“Creativity thrives when there's space to be curious, time to stay with uncertainty, permission to think sideways.”
AMC Newton
AMC's story
At our recent Unjudged session, our friend and colleague AMC shared her story of creativity. She gave us permission to record the story part of it – click here to watch it now.
AMC is a creativity facilitator, and founder of her own business: Creative Orange Studio. After a career in textiles and fashion, she studied innovation at Central Saint Martins, and now she works with teams and individuals to shift how they relate to creativity.
Without spoiling the story in anyway, let us simply say it started in 1998 with a broken cassette tape (for those young enough to not know, AMC defines this as “a Spotify playlist trapped in a plastic box”)
Her story and the ensuing conversation was eye-opening and thought-provoking. Below are our reflections…
A quality or an action?
One of the key things that struck me was the language that AMC uses about creativity. She talks about it as a practice, a doing, an action. During the course of the session we even invented our own language of “creativity-ing”.
This stands out to us because there’s one particular connection activity that we often do on our leadership programmes that regularly causes people to say “I’m not very creative but…”.
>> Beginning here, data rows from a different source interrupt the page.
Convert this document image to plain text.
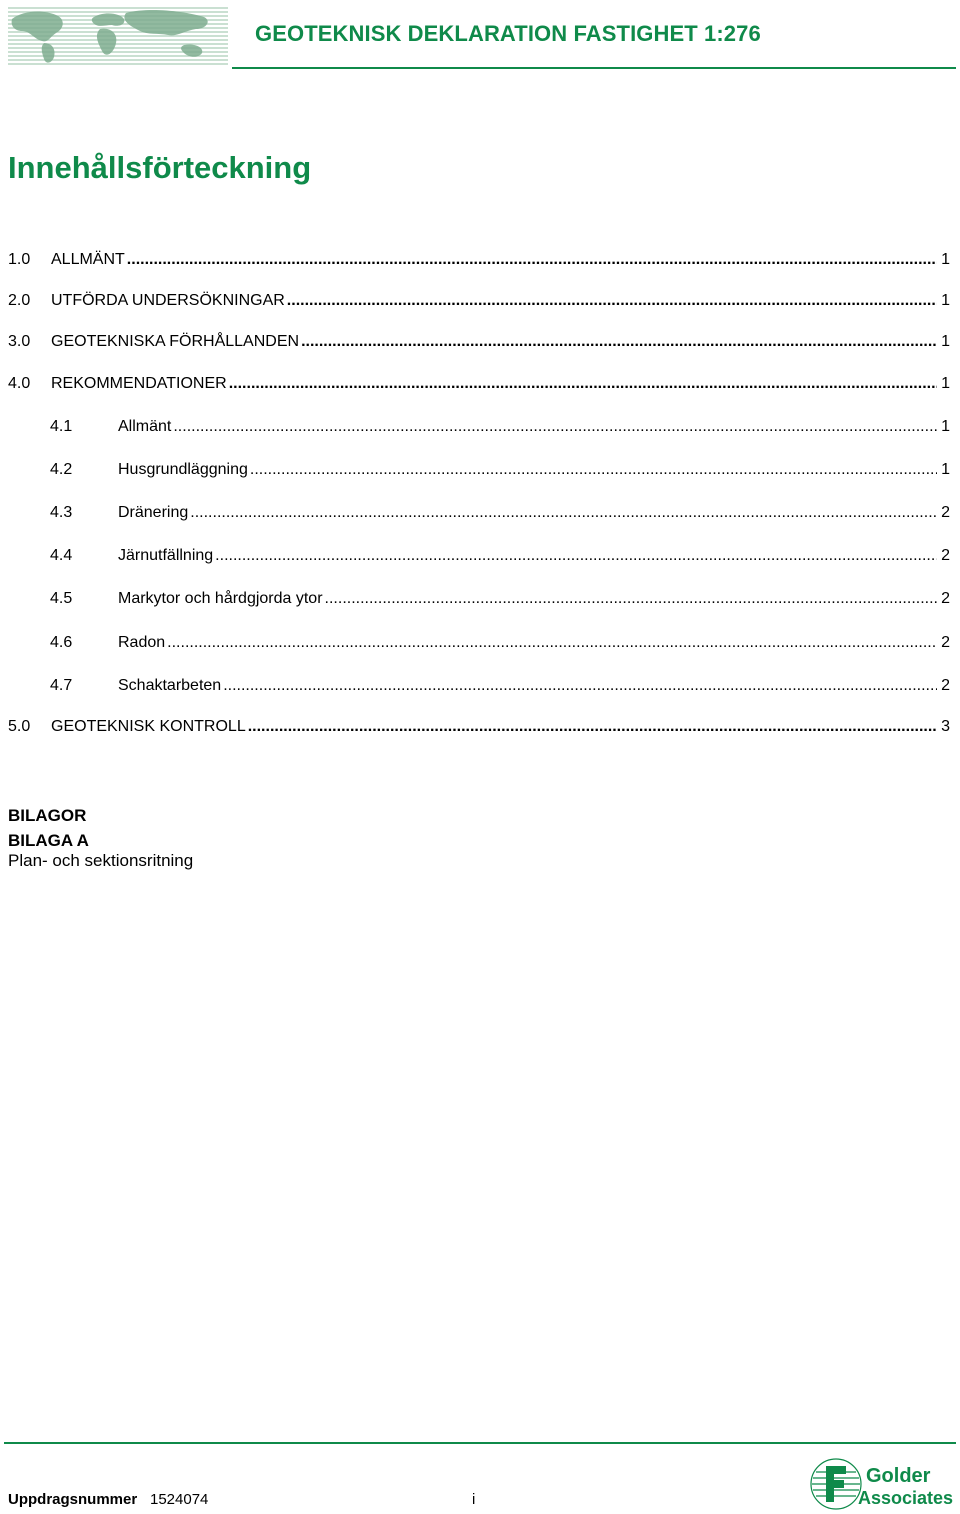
GEOTEKNISK DEKLARATION FASTIGHET 1:276
Innehållsförteckning
1.0 ALLMÄNT .....	1
2.0 UTFÖRDA UNDERSÖKNINGAR .....	1
3.0 GEOTEKNISKA FÖRHÅLLANDEN .....	1
4.0 REKOMMENDATIONER .....	1
4.1	Allmänt .....	1
4.2	Husgrundläggning .....	1
4.3	Dränering .....	2
4.4	Järnutfällning .....	2
4.5	Markytor och hårdgjorda ytor .....	2
4.6	Radon .....	2
4.7	Schaktarbeten .....	2
5.0 GEOTEKNISK KONTROLL .....	3
BILAGOR
BILAGA A
Plan- och sektionsritning
Uppdragsnummer 1524074	i
Golder
Associates
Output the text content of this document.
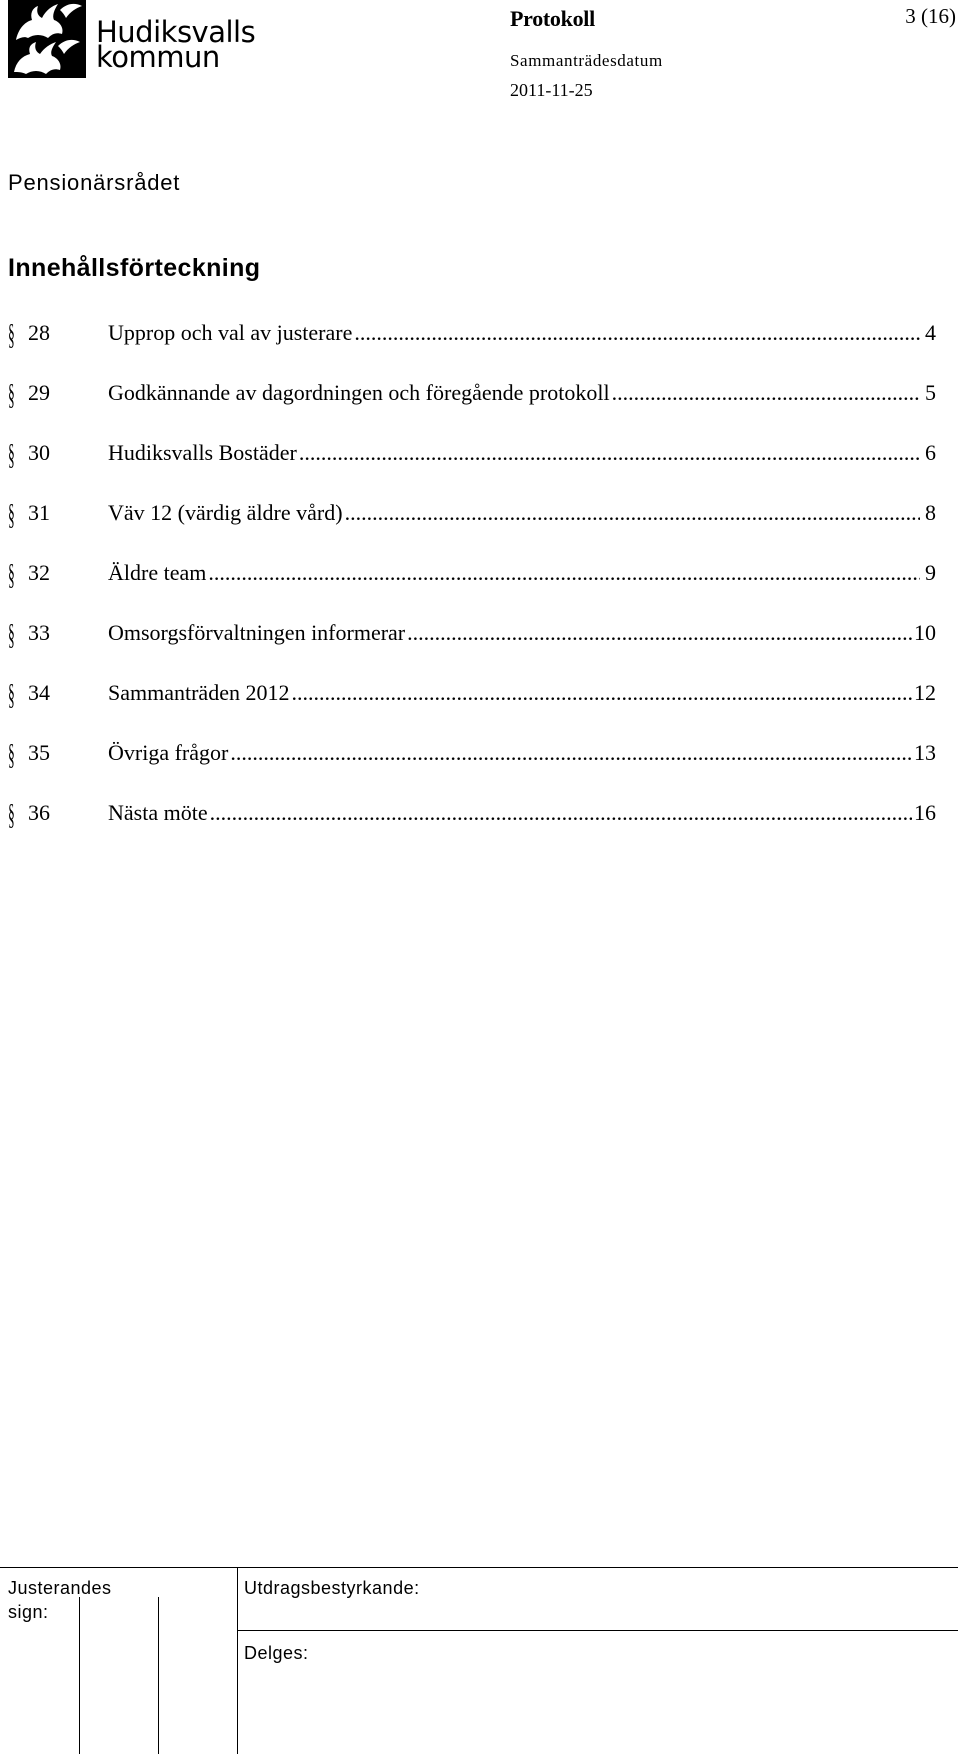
Hudiksvalls
kommun
Protokoll	3 (16)
Sammanträdesdatum
2011-11-25
Pensionärsrådet
Innehållsförteckning
§ 28	Upprop och val av justerare .....	4
§ 29	Godkännande av dagordningen och föregående protokoll .....	5
§ 30	Hudiksvalls Bostäder .....	6
§ 31	Väv 12 (värdig äldre vård) .....	8
§ 32	Äldre team .....	9
§ 33	Omsorgsförvaltningen informerar .....	10
§ 34	Sammanträden 2012 .....	12
§ 35	Övriga frågor .....	13
§ 36	Nästa möte .....	16
Justerandes
sign:
Utdragsbestyrkande:
Delges:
But more generally, it feels really freeing to move creativity from being a label, something that is either true or not true, to something that we can practise doing. It gives us the space to say sometimes I do creativity and sometimes I don’t.
Expanding our view of creativity
As well as shifting our language from a quality to an action, AMC also beautifully opened our eyes to the many ways and domains in which creativity can show up.
Have you ever considered that when you arrange flowers in a jar, or vegetables in the allotment, or files in your computer, you are practising creativity?
Do you ever adjust a recipe, or reuse something for a different purpose, or take an alternative point of view? That’s creativity.
Would you consider a scientist or an engineer or a doctor to be ‘creative’? Any profession that involves experimenting, trying alternative approaches, testing to see what works… that all involves creativity.
Training our creative muscles
So AMC asked a thought-provoking question: “What if we stopped treating creativity as a gift that’s only some people have and started treating it as a practice that people can develop?”
- What if there were exercises that we could build into our days that were about experimentation and play?
- What if we had ways to practise safely failing and trying again?
- What if we could hire a personal trainer to build our creativity muscles?
The value of practising creativity
And, if the questions weren’t thought-provoking enough, AMC reminded us of the burning need for creativity in our world. She quoted the World Economic Forum Future of Jobs 2025 report which found that companies ranked creative thinking as the fourth most critical skill that workers will need.
And she referred to a NASA study that found that although 98% of 5yr old children test as “creative geniuses”, by adulthood this number has dropped to 2%.
Build creativity into life
AMC left us with a question:
“What if people can learn to stay curious and develop the courage to experiment?”
Doing this will require each of us to sit with some discomfort – to be open to feelings like failure or embarrassment and to experience thoughts such as “you won’t be able to do that” or “this is going to go wrong”.
And so this is where we hit the nexus between AMC’s work and ours. If you can learn the flexibility required to sit with that discomfort, then you can open up the possibility that creativity is not some special gift, granted only to a select few. Creativity will become something that each of us can practice, rediscover and set free.